Architecture and examples
Terminology
The following concepts are commonly used throughout the plugin:
- chat completion: the process in which the LLM generates the next message in the conversation. This is sometimes referred to as inference, text completion, text generation or content generation.
- tasks: higher level tasks that, based on its input, use the LLM in conjunction with other services like Elasticsearch to achieve a result. The example in this POC is natural language to ES|QL.
- tools: a set of tools that the LLM can choose to use when generating the next message. In essence, it allows the consumer of the API to define a schema for structured output instead of plain text, and having the LLM select the most appropriate one.
- tool call: when the LLM has chosen a tool (schema) to use for its output, and returns a document that matches the schema, this is referred to as a tool call.
Usage examples
class MyPlugin {
setup(coreSetup, pluginsSetup) {
const router = coreSetup.http.createRouter();
router.post(
{
path: '/internal/my_plugin/do_something',
validate: {
body: schema.object({
connectorId: schema.string(),
}),
},
},
async (context, request, response) => {
const [coreStart, pluginsStart] = await coreSetup.getStartServices();
const inferenceClient = pluginsSetup.inference.getClient({ request });
const chatComplete$ = inferenceClient.chatComplete({
connectorId: request.body.connectorId,
system: `Here is my system message`,
messages: [
{
role: MessageRole.User,
content: 'Do something',
},
],
});
const message = await lastValueFrom(
chatComplete$.pipe(withoutTokenCountEvents(), withoutChunkEvents())
);
return response.ok({
body: {
message,
},
});
}
);
}
}
Services
chatComplete:
chatComplete generates a response to a prompt or a conversation using the LLM. Here's what is supported:
- Normalizing request and response formats from different connector types (e.g. OpenAI, Bedrock, Claude, Elastic Inference Service)

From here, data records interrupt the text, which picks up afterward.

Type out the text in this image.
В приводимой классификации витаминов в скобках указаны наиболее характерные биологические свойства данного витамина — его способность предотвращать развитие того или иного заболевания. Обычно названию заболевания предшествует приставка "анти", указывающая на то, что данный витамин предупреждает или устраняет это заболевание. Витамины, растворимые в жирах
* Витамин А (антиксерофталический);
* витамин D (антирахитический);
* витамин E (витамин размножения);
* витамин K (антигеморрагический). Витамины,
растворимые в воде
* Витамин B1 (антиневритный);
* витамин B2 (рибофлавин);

- Tool calling and validation of tool calls
- Emits token count events
- Emits message events, which is the concatenated message based on the response chunks
output
output is a wrapper around chatComplete that is catered towards a single use case: having the LLM output a structured response, based on a schema. It also drops the token count events to simplify usage.
Observable event streams
These APIs, both on the client and the server, return Observables that emit events. When converting the Observable into a stream, the following things happen:
- Errors are caught and serialized as events sent over the stream (after an error, the stream ends).
- The response stream outputs data as server-sent events
- The client that reads the stream, parses the event source as an Observable, and if it encounters a serialized error, it deserializes it and throws an error in the Observable.
Errors
All known errors are instances, and not extensions, from the InferenceTaskError base class, which has a code, a message, and meta information about the error. This allows us to serialize and deserialize errors over the wire without a complicated factory pattern.
Tools
Tools are defined as a record, with a description and optionally a schema. The reason why it's a record is because of type-safety. This allows us to have fully typed tool calls (e.g. when the name of the tool being called is x, its arguments are typed as the schema of x).